During the verification process, Intermediate Language (IL) code is examined in an attempt to confirm that the code can access memory locations and call methods only through properly defined types.

Due to design limitation of some programming languages, like 'C',  it's compilers may not be able to produce verifiable type safe codes, such codes can only be executed from trusted area.

Runtime Hosts

The runtime is typically started and managed by environments like ASP.NET, IE or the Windows Shell. These hosting environments run managed code on behalf of the user and take advantage of the application isolation features provided by application domains. In fact it is the host that determines where the application domain boundaries lie and in what application domain user code is run in. The Common Language Runtime provides a set of classes and interfaces used by hosts to create and manage Application Domains.

There are five Common Language Runtime hosts:

  1. ASP.NET - ASP.NET creates application domains to run user code. Application domains are created per application as defined by the web server.
  2. Internet Explorer - IE creates an application domain per site.
  3. Windows Shell EXE - Each application that is launched from the command line runs in a separate application domain.
  4. VBA - VBA runs the script code contained in an Office document in an application domain.
  5. Windows Forms Designer - The Windows Forms Designer places each form the user is building in a separate application domain. When the user edits the form and rebuilds, Windows Forms shuts down the old application domain, recompiles the code and runs it in a new application domain.
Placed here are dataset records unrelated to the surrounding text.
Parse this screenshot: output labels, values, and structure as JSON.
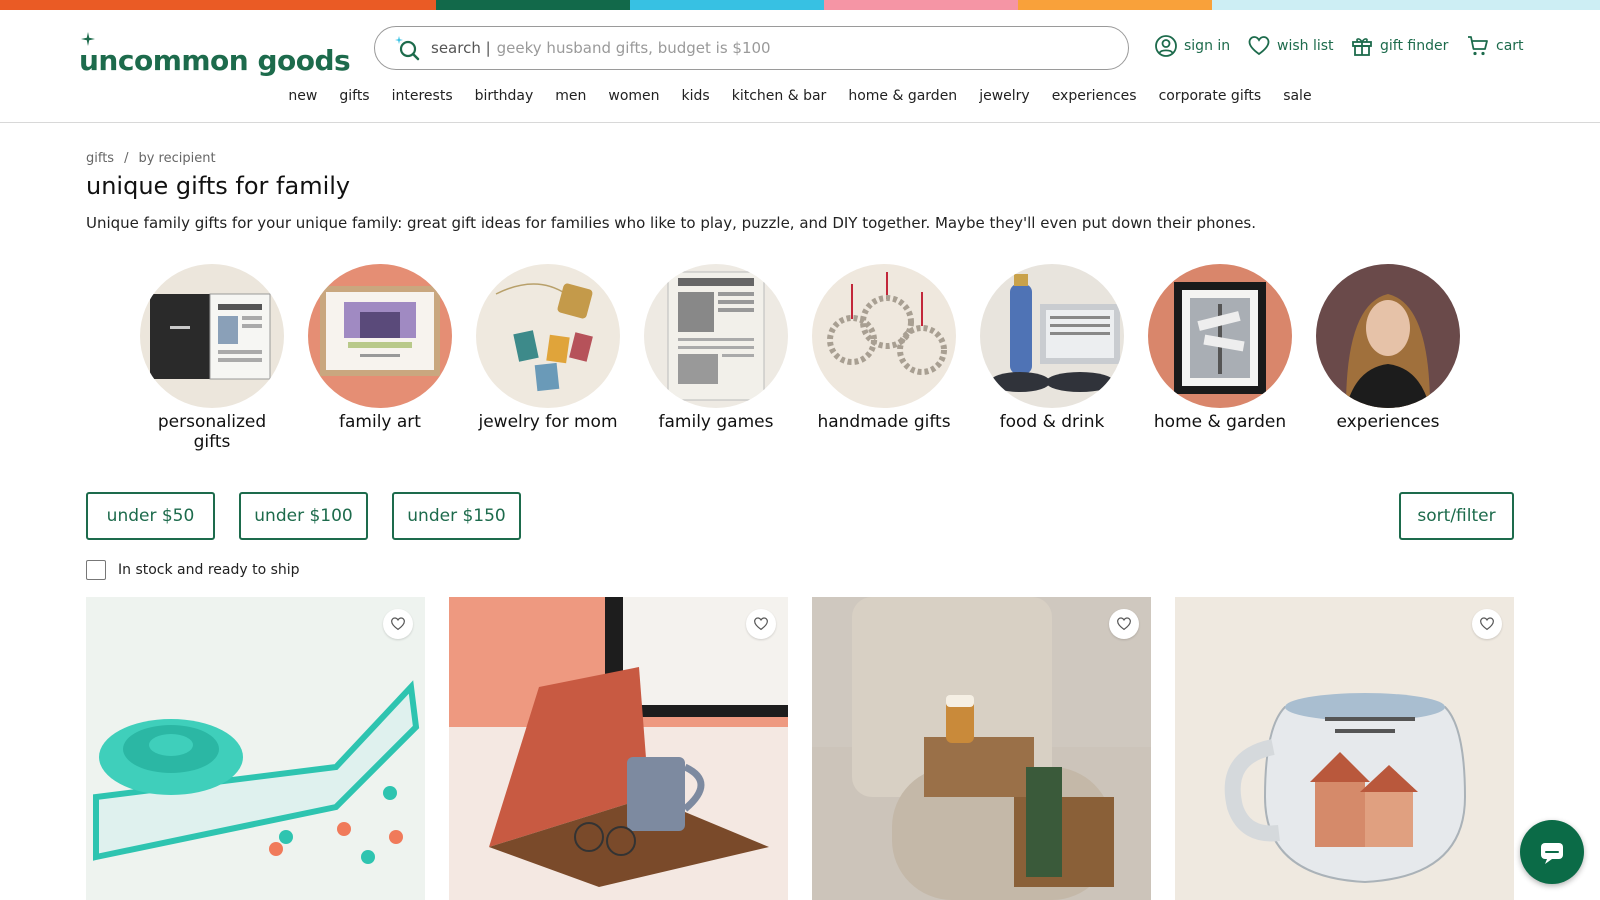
{
  "brand": {
    "logo_text": "uncommon goods",
    "stripe_colors": [
      "#ea5b25",
      "#12694a",
      "#37c1e3",
      "#f595a5",
      "#f9a13a",
      "#cdeef4"
    ]
  },
  "search": {
    "label": "search |",
    "placeholder": "geeky husband gifts, budget is $100"
  },
  "utility_nav": {
    "sign_in": "sign in",
    "wish_list": "wish list",
    "gift_finder": "gift finder",
    "cart": "cart"
  },
  "main_nav": [
    "new",
    "gifts",
    "interests",
    "birthday",
    "men",
    "women",
    "kids",
    "kitchen & bar",
    "home & garden",
    "jewelry",
    "experiences",
    "corporate gifts",
    "sale"
  ],
  "breadcrumb": {
    "items": [
      "gifts",
      "by recipient"
    ],
    "separator": "/"
  },
  "page": {
    "title": "unique gifts for family",
    "intro": "Unique family gifts for your unique family: great gift ideas for families who like to play, puzzle, and DIY together. Maybe they'll even put down their phones."
  },
  "categories": [
    {
      "label": "personalized gifts",
      "icon": "newspaper-book-image"
    },
    {
      "label": "family art",
      "icon": "framed-art-image"
    },
    {
      "label": "jewelry for mom",
      "icon": "necklace-image"
    },
    {
      "label": "family games",
      "icon": "newspaper-puzzle-image"
    },
    {
      "label": "handmade gifts",
      "icon": "ornaments-image"
    },
    {
      "label": "food & drink",
      "icon": "oil-tin-image"
    },
    {
      "label": "home & garden",
      "icon": "street-sign-print-image"
    },
    {
      "label": "experiences",
      "icon": "host-portrait-image"
    }
  ],
  "price_filters": [
    "under $50",
    "under $100",
    "under $150"
  ],
  "sort_filter": "sort/filter",
  "stock_filter": {
    "label": "In stock and ready to ship",
    "checked": false
  },
  "products": [
    {
      "image": "flyball-game-image",
      "bg": "#eef3ef"
    },
    {
      "image": "book-stand-tray-image",
      "bg": "#f2d8cf"
    },
    {
      "image": "sofa-arm-caddy-image",
      "bg": "#d9d3cb"
    },
    {
      "image": "house-mug-image",
      "bg": "#ece7df"
    }
  ],
  "colors": {
    "accent": "#1d6b4c",
    "chat_bg": "#0b6b47"
  }
}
.NET is definitely an improvement over Java framework, but it is NOT going to displace Java any time soon. Though in coming years Java and .NET will converge.

It currently lacks support for other platforms. Since .NET has been architected by Microsoft, it is less likely  to find the open source support base of free thinking programmers, which was one of the main reasons of Java's popularity.

Java has been there for more than five years now, and Java programmers have already survived two waves of downturn. First in 1998 when most web sites weeded out Applets and second in late 2000, when all the VC fueled DOTCOM hot balloons came down. Scott Adams' Dilbert strips at http://www.dilbert.com has a good fill of VC and DOTCOM cartoons.

All remaining employed Java programmers must have a good handle of .NET architecture to continue to remain employable.

The party is over for DOTCOM, so let's party with DOTNET !!!